Comment est-ce que la question de ses acteurs fait bouger le cadre d’un tel dialogue ?

– Un tel dialogue est toujours en tension. Il ne suffit pas de vouloir que cela fonctionne pour que ça fonctionne effectivement. C’est bien de tendre la main à l’autre, mais cela pose tout de suite la question des limites à cette main tendue : avec qui est-ce qu’on dialogue et jusqu’où ? Si ne pas juger l’autre est un préalable indispensable à de telles rencontres, cela ne signifie pas qu’on puisse tout accepter.

 

Sur quelles bases alors mettre en œuvre un dialogue interreligieux ?

– Là encore, le cadre peut bouger beaucoup en fonction des acteurs qui sont engagés dans ce dialogue. Échanger autour des questions théologiques est tout de suite très compliqué et risqué parce que cela semble placer les uns et les autres dans une forme de concurrence. Dialoguer autour de la question des valeurs fait également très vite émerger les limites et les écueils de l’échange. Qu’entend-on par valeurs ? S’il s’agit d’un corpus de contenus liés à la culture, à la tradition, au spirituel et au sociétal, on entre très vite dans des débats liés à la place des personnes qui dialoguent (engagent-elles la parole de leur communauté ? de leurs institutions ?) et liés aux questions qui créent des tensions dans notre société pour certaines communautés : la place de la femme, la question du respect des rites alimentaires, etc. On voit très bien dans l’actualité médiatique combien ces sujets peuvent être caricaturés, instrumentalisés.

Face à de telles difficultés, un tel dialogue est-il possible, au fond ?

– Oui, tout à fait ! Ce qui reste important, c’est le dialogue, le besoin de comprendre l’autre avec ses propres nuances, ne pas en rester à des simplifications. Souvent, nous en restons aux a priori et aux fantasmes. Il faut se donner le cadre et le contexte pour pouvoir discuter. C’est pour moi de l’ordre de l’impératif spirituel : ne pas céder à une certaine fainéantise, ne pas enfermer l’autre dans les fantasmes que l’on a à son égard. Dans le dialogue, on laisse une chance de ne pas en rester aux présupposés sur l’autre, même si parfois ce dialogue s’avère décevant.

 

Sur quel plan devrait se situer le dialogue interreligieux ?

– Pour ma part, j’en vois au moins trois : social, personnel et institutionnel. Sur le plan social, il s’agit de l’une des conditions du vivre-ensemble, ou plutôt, parce que je préfère cette expression – moins fourre-tout – du faire ensemble. Sur le plan personnel, il s’agit de la nécessité spirituelle de faire place à l’autre. Les institutions, religions et civiles, sont, quant à elles, sollicitées à la fois pour donner l’exemple et pour nourrir la réflexion. Dans le tout qui constitue une société plurielle, telle que la nôtre, les trois doivent être au rendez-vous.
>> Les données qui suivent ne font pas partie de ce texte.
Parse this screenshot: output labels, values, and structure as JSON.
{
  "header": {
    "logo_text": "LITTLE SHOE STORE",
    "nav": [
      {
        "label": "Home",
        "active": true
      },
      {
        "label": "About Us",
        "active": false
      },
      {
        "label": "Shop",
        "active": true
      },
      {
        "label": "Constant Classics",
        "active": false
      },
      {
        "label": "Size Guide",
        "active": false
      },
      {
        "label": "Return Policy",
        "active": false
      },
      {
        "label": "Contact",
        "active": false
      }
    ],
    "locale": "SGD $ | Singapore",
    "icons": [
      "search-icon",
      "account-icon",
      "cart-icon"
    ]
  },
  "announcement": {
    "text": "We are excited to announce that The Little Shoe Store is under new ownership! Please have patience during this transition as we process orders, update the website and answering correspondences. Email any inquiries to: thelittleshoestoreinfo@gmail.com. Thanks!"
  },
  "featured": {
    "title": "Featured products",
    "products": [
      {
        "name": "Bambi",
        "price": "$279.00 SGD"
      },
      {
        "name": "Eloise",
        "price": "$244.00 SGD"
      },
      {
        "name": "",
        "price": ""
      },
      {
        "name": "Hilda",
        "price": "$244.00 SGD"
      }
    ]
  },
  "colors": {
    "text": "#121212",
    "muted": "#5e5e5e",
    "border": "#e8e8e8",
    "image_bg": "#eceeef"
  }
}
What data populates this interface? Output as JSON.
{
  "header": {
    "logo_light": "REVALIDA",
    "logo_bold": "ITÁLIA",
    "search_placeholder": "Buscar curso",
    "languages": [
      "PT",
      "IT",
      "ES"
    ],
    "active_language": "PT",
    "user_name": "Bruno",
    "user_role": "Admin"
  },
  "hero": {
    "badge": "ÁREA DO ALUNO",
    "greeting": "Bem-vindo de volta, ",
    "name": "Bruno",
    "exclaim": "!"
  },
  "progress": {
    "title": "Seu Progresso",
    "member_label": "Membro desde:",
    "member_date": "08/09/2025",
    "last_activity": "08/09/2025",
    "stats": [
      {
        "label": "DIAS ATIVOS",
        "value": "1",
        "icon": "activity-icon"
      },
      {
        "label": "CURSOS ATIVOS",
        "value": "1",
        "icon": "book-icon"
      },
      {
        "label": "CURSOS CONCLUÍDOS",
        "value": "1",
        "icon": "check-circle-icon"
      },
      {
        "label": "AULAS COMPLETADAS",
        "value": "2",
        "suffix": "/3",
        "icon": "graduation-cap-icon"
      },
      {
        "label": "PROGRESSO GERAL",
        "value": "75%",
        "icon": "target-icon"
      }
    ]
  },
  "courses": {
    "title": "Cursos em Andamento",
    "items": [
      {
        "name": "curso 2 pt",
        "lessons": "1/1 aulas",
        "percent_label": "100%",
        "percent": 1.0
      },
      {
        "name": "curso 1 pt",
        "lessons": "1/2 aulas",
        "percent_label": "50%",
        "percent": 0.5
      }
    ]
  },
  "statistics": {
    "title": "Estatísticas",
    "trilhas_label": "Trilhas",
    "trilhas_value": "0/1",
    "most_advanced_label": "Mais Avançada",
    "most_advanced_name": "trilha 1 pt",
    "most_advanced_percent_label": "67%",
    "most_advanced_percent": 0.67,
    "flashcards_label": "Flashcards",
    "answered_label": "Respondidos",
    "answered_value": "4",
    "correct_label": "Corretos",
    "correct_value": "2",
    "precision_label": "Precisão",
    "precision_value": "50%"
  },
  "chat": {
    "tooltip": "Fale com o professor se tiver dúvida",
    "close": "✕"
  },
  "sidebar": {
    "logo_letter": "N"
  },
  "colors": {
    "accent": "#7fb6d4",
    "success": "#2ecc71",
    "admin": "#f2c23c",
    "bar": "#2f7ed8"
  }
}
J’ajouterai que, pour moi, un tel dialogue dans la société ne doit pas laisser de côté les agnostiques ou les non-croyants. Les oublier dans un dialogue qui deviendrait le dialogue des croyants entre eux, c’est tomber dans un nouveau cloisonnement, et le tissu social reste déchiré, cette scission demeure. Dans ce sens, j’aime l’expression qu’emploie, entre autres, à Lyon, le Groupe Abraham, qui parle plutôt de dialogue interconvictionnel que de dialogue interreligieux.
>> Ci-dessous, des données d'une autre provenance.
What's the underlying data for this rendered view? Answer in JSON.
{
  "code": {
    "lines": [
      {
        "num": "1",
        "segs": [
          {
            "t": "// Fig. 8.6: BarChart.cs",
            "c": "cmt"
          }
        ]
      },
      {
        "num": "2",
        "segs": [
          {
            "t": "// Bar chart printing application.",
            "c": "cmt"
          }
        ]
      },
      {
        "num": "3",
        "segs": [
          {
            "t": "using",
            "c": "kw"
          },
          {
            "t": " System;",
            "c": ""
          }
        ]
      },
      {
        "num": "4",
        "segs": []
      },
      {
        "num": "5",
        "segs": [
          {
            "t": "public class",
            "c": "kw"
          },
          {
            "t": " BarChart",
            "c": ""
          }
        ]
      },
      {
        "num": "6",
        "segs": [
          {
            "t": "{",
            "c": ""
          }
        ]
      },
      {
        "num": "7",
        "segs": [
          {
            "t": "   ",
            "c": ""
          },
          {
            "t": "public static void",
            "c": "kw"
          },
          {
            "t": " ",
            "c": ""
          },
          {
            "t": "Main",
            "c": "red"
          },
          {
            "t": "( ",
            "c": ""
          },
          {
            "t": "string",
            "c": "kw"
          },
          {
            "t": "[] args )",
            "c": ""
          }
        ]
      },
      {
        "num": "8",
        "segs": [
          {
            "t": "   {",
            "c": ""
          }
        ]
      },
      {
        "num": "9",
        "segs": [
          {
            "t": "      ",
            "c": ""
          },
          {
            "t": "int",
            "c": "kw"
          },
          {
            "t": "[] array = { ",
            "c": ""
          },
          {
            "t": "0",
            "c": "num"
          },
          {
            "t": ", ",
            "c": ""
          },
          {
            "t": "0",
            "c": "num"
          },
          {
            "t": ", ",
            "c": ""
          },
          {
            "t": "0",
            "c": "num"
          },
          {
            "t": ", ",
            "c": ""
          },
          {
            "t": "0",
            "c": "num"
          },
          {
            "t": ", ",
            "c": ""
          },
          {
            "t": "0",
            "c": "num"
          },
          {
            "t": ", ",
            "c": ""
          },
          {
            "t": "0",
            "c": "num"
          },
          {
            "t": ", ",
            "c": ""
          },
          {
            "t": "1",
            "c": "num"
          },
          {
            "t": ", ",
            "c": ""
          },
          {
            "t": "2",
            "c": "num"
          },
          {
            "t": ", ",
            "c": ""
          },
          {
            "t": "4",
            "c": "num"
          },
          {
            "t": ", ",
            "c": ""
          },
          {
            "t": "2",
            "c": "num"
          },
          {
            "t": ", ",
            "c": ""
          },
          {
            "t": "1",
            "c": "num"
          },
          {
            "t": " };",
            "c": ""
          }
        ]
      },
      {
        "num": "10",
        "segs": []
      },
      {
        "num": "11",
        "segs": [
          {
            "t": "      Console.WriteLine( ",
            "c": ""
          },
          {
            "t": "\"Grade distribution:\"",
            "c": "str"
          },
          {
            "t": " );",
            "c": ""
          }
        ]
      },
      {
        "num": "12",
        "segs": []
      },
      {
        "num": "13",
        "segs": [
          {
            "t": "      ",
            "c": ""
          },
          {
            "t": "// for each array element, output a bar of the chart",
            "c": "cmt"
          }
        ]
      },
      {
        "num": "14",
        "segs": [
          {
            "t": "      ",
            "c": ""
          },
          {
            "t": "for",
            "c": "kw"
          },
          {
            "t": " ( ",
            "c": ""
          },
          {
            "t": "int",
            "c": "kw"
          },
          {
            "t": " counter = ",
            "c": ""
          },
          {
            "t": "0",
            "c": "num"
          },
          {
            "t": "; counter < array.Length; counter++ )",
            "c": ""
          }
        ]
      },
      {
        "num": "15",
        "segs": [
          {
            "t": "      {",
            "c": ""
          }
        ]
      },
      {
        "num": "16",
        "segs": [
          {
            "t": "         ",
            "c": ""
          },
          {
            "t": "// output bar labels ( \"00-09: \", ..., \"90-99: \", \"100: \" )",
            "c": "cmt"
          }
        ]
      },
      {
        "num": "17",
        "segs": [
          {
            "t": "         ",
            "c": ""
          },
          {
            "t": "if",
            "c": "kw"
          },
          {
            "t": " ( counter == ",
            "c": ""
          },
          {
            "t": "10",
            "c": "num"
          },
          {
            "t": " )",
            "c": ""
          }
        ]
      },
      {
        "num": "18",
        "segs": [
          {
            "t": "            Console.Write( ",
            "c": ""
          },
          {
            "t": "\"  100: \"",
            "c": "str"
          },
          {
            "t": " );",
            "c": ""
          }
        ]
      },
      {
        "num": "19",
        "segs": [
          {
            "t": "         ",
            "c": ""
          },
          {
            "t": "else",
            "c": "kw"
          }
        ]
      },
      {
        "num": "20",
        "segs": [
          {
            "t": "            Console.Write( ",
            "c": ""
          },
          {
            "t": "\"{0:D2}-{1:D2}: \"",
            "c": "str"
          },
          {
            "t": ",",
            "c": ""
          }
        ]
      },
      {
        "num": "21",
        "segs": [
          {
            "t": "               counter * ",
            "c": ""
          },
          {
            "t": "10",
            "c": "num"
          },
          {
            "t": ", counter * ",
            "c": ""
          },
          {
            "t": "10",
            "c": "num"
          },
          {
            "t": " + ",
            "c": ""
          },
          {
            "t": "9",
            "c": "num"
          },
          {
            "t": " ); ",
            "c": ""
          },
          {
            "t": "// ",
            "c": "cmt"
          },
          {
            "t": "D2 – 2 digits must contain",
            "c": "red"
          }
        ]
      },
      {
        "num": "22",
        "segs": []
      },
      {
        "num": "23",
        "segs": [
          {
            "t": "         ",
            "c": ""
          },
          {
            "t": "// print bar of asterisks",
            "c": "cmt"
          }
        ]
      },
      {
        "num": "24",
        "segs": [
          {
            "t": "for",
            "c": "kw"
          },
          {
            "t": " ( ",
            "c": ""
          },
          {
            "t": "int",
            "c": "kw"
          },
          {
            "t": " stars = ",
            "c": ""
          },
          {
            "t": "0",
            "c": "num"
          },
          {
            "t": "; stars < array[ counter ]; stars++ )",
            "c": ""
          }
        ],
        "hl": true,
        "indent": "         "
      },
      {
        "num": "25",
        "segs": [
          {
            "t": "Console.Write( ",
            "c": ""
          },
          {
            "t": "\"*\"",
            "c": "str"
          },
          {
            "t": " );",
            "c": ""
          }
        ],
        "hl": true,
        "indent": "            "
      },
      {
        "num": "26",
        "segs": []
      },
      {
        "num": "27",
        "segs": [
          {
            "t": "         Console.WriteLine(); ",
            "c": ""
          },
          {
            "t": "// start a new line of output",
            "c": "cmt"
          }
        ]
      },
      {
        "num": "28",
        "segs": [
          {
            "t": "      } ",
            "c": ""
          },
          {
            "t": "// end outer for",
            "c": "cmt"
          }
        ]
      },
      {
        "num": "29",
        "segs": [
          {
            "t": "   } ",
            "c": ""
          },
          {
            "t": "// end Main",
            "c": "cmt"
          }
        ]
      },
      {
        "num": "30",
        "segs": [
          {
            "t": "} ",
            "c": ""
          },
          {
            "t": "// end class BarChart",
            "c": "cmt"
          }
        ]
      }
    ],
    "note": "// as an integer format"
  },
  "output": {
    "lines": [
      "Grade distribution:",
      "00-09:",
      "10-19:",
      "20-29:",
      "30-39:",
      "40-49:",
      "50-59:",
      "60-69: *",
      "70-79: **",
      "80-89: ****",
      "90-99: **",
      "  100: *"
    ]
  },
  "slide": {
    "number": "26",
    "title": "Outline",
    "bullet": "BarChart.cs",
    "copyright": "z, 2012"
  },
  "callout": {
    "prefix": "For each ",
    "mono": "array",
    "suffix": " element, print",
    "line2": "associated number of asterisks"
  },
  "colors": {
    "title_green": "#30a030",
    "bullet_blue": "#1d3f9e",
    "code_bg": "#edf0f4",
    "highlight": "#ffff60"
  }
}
Toute la richesse du dialogue interreligieux est de faire dialoguer des opposés © C. Jacon

Quelle est la finalité d’un tel dialogue ?
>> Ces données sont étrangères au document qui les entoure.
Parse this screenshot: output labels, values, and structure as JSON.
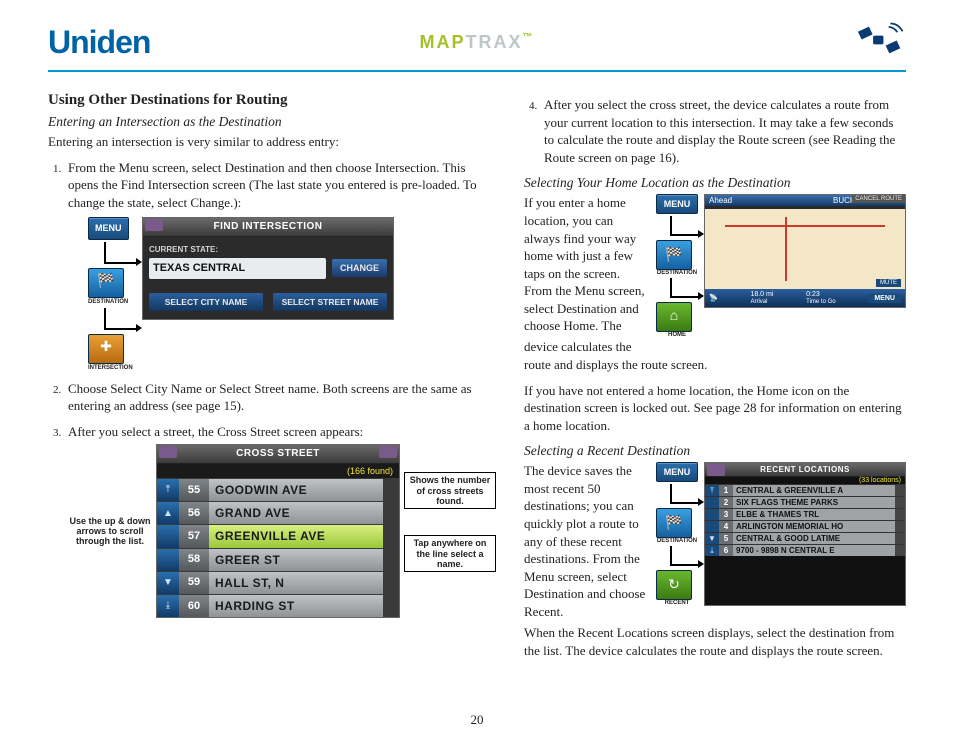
{
  "header": {
    "logo": "Uniden",
    "product1": "MAP",
    "product2": "TRAX"
  },
  "left": {
    "title": "Using Other Destinations for Routing",
    "sub1": "Entering an Intersection as the Destination",
    "intro": "Entering an intersection is very similar to address entry:",
    "step1": "From the Menu screen, select Destination and then choose Intersection. This opens the Find Intersection screen (The last state you entered is pre-loaded. To change the state, select Change.):",
    "step2": "Choose Select City Name or Select Street name. Both screens are the same as entering an address (see page 15).",
    "step3": "After you select a street, the Cross Street screen appears:",
    "fig1": {
      "menu": "MENU",
      "dest_lbl": "DESTINATION",
      "inter_lbl": "INTERSECTION",
      "title": "FIND INTERSECTION",
      "current_state_lbl": "CURRENT STATE:",
      "state": "TEXAS CENTRAL",
      "change": "CHANGE",
      "select_city": "SELECT CITY NAME",
      "select_street": "SELECT STREET NAME"
    },
    "fig2": {
      "note_left": "Use the up & down arrows to scroll through the list.",
      "note_r1": "Shows the number of cross streets found.",
      "note_r2": "Tap anywhere on the line select a name.",
      "title": "CROSS STREET",
      "found": "(166 found)",
      "rows": [
        {
          "n": "55",
          "s": "GOODWIN AVE"
        },
        {
          "n": "56",
          "s": "GRAND AVE"
        },
        {
          "n": "57",
          "s": "GREENVILLE AVE"
        },
        {
          "n": "58",
          "s": "GREER ST"
        },
        {
          "n": "59",
          "s": "HALL ST, N"
        },
        {
          "n": "60",
          "s": "HARDING ST"
        }
      ]
    }
  },
  "right": {
    "step4": "After you select the cross street, the device calculates a route from your current location to this intersection. It may take a few seconds to calculate the route and display the Route screen (see Reading the Route screen on page 16).",
    "sub2": "Selecting Your Home Location as the Destination",
    "home_p1": "If you enter a home location, you can always find your way home with just a few taps on the screen. From the Menu screen, select Destination and choose Home. The",
    "home_p2": "device calculates the route and displays the route screen.",
    "home_p3": "If you have not entered a home location, the Home icon on the destination screen is locked out. See page 28 for information on entering a home location.",
    "sub3": "Selecting a Recent Destination",
    "recent_p1": "The device saves the most recent 50 destinations; you can quickly plot a route to any of these recent destinations. From the Menu screen, select Destination and choose Recent.",
    "recent_p2": "When the Recent Locations screen displays, select the destination from the list. The device calculates the route and displays the route screen.",
    "fig3": {
      "menu": "MENU",
      "dest_lbl": "DESTINATION",
      "home_lbl": "HOME",
      "ahead": "Ahead",
      "road": "BUCKINGHAM RD",
      "cancel": "CANCEL ROUTE",
      "mute": "MUTE",
      "dist": "18.0 mi",
      "arrival": "Arrival",
      "ttg": "0:23",
      "ttg_lbl": "Time to Go",
      "menu_b": "MENU"
    },
    "fig4": {
      "menu": "MENU",
      "dest_lbl": "DESTINATION",
      "recent_lbl": "RECENT",
      "title": "RECENT LOCATIONS",
      "found": "(33 locations)",
      "rows": [
        {
          "n": "1",
          "s": "CENTRAL & GREENVILLE A"
        },
        {
          "n": "2",
          "s": "SIX FLAGS THEME PARKS"
        },
        {
          "n": "3",
          "s": "ELBE & THAMES TRL"
        },
        {
          "n": "4",
          "s": "ARLINGTON MEMORIAL HO"
        },
        {
          "n": "5",
          "s": "CENTRAL & GOOD LATIME"
        },
        {
          "n": "6",
          "s": "9700 - 9898 N CENTRAL E"
        }
      ]
    }
  },
  "page_number": "20"
}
– Pour une société plurielle, je crois qu’il y a une dimension presque pédagogique, philosophique, au dialogue des convictions. C’est apprendre à ouvrir la porte à la contradiction, à ne pas se laisser enfermer dans des dogmes, qu’ils soient religieux ou politiques. En ce sens, c’est un dialogue qui ne doit pas être laissé aux institutions seules. Si le terrain ne suit pas, cela devient un dialogue d’élite et marque encore plus profondément les ruptures et les déchirures au sein de la société.

 

Malheureusement, les acteurs publics sont peu équipés et sont souvent démunis face aux questions du spirituel et le cadre d’un tel dialogue est trop peu souvent mis en place. Il y a souvent de la peur face aux religions et spiritualités et on assiste alors à une laïcité assez exclusive ou intransigeante, quand la laïcité n’est pas elle-même instrumentalisée au profit de discours de repli sur soi et de peur de l’autre.

 

Une revue telle que Points comme un que vous avez lancée a-t-elle sa place pour favoriser un tel dialogue ?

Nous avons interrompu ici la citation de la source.